Dan, salah satu misi agama, yakni melawan kekuasaan yang zalim dan ketidakadilan tampak sesuai dengan kondisi mereka sekarang.
Kondisi apa yang sedang mereka hadapi sekarang? Tentu saja kondisi di mana hidup mereka terombang-ambing, tidak tentu arah lantaran ketidakpastian hidup. Ketidakpastian hidup, menurut mereka disebabkan oleh penguasa yang zalim, kesewenang-wenangan, dan tindakan berfoya-foya di atas penderitaan orang lain.
Agama menjadi pembenaran bagi mereka untuk memerangi siapa pun yang mereka anggap sewenang-wenang, zalim, dan berfoya-foya di atas penderitaan orang lain.
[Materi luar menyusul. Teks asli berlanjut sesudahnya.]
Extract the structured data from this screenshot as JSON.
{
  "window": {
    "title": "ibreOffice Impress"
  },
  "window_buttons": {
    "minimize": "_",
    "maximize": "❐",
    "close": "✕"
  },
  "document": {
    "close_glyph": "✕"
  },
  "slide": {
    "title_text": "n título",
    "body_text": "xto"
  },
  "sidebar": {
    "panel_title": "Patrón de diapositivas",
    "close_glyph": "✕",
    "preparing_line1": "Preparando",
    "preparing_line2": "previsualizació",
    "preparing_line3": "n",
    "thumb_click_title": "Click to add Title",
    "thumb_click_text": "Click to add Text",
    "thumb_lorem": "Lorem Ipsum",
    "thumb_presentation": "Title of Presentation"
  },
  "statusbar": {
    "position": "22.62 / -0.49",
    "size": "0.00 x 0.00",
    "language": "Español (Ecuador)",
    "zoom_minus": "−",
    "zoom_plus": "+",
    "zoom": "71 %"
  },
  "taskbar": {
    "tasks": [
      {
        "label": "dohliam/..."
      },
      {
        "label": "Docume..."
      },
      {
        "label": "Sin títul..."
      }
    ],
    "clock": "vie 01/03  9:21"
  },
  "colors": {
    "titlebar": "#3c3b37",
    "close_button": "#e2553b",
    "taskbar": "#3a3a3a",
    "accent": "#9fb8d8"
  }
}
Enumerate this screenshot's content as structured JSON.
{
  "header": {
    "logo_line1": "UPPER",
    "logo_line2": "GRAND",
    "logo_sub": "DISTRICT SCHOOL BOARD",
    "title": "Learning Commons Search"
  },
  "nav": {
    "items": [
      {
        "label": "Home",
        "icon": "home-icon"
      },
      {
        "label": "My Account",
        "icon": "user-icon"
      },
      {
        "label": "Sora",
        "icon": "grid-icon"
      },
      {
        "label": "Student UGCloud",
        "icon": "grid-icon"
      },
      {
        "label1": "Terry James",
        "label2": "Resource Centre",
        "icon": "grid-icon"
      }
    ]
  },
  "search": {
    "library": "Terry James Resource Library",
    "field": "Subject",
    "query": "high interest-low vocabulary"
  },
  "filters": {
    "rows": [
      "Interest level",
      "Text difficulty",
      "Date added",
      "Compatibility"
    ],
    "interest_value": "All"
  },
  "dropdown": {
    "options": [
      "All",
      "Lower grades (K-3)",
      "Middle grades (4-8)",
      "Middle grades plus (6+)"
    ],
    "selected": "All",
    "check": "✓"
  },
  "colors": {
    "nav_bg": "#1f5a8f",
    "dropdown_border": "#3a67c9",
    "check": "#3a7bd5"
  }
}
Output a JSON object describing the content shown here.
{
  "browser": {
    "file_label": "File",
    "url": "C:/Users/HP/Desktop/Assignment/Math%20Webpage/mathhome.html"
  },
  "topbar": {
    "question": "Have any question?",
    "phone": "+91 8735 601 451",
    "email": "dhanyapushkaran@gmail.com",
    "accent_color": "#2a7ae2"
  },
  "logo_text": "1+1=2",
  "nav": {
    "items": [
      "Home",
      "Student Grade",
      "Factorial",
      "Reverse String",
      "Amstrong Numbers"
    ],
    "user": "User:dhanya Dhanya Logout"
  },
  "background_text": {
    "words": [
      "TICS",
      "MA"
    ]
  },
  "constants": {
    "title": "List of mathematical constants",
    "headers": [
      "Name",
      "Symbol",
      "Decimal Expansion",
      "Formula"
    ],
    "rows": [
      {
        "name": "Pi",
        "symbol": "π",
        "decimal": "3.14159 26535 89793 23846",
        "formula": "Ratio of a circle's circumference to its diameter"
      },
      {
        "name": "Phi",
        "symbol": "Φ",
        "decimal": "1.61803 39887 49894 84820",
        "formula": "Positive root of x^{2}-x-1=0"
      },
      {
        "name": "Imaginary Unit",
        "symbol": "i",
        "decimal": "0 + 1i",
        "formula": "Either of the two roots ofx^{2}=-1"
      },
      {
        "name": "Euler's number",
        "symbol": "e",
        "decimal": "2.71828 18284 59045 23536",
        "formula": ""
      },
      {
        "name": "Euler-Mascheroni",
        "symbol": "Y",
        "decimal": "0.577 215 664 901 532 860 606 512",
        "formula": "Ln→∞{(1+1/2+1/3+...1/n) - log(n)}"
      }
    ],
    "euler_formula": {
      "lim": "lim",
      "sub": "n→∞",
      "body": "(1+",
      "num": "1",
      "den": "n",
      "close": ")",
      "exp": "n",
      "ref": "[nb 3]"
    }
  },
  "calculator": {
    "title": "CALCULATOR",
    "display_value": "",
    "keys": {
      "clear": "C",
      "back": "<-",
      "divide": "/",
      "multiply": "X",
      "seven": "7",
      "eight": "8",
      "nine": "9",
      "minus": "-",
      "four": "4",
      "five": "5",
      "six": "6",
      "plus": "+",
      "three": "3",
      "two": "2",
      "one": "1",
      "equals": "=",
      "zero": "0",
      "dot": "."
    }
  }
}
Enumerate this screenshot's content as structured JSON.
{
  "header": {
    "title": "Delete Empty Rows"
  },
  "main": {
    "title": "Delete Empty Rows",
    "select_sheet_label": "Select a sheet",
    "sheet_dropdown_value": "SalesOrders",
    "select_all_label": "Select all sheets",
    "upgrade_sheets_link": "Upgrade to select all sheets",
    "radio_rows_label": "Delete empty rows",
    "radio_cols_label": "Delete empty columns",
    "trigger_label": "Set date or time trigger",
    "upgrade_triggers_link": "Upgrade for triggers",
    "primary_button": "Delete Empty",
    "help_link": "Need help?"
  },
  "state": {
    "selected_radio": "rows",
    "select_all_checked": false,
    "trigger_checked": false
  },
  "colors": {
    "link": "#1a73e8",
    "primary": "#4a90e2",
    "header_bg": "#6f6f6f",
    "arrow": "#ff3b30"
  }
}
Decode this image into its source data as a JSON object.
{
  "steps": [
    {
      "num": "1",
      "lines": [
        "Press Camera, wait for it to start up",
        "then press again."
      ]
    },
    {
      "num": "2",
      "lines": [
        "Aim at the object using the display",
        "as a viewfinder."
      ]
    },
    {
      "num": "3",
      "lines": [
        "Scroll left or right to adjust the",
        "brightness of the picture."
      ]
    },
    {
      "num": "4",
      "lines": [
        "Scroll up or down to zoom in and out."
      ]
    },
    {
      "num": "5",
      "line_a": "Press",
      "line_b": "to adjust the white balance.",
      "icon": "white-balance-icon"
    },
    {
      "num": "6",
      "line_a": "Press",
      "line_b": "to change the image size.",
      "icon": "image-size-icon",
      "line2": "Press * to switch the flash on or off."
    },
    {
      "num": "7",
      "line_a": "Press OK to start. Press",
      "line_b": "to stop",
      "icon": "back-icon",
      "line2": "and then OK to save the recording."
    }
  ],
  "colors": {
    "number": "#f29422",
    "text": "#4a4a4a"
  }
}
Jadi, pada dasarnya, manakala kita tidak menemukan jalan keluar dari ketidakpastian hidup, kecemasan terhadap ketidakpastian hidup dapat mengambil dua bentuk. Pertama, pelarian/kembali kepada agama. Kedua, memerangi semua hal yang dianggap sebagai akar ketidakpastian hidup. Dan, kebetulan sekali, ayat-ayat kitab suci dapat dijadikan sebagai pembenaran untuk memerangi hal-hal yang dianggap sebagai akar ketidakpastian hidup itu.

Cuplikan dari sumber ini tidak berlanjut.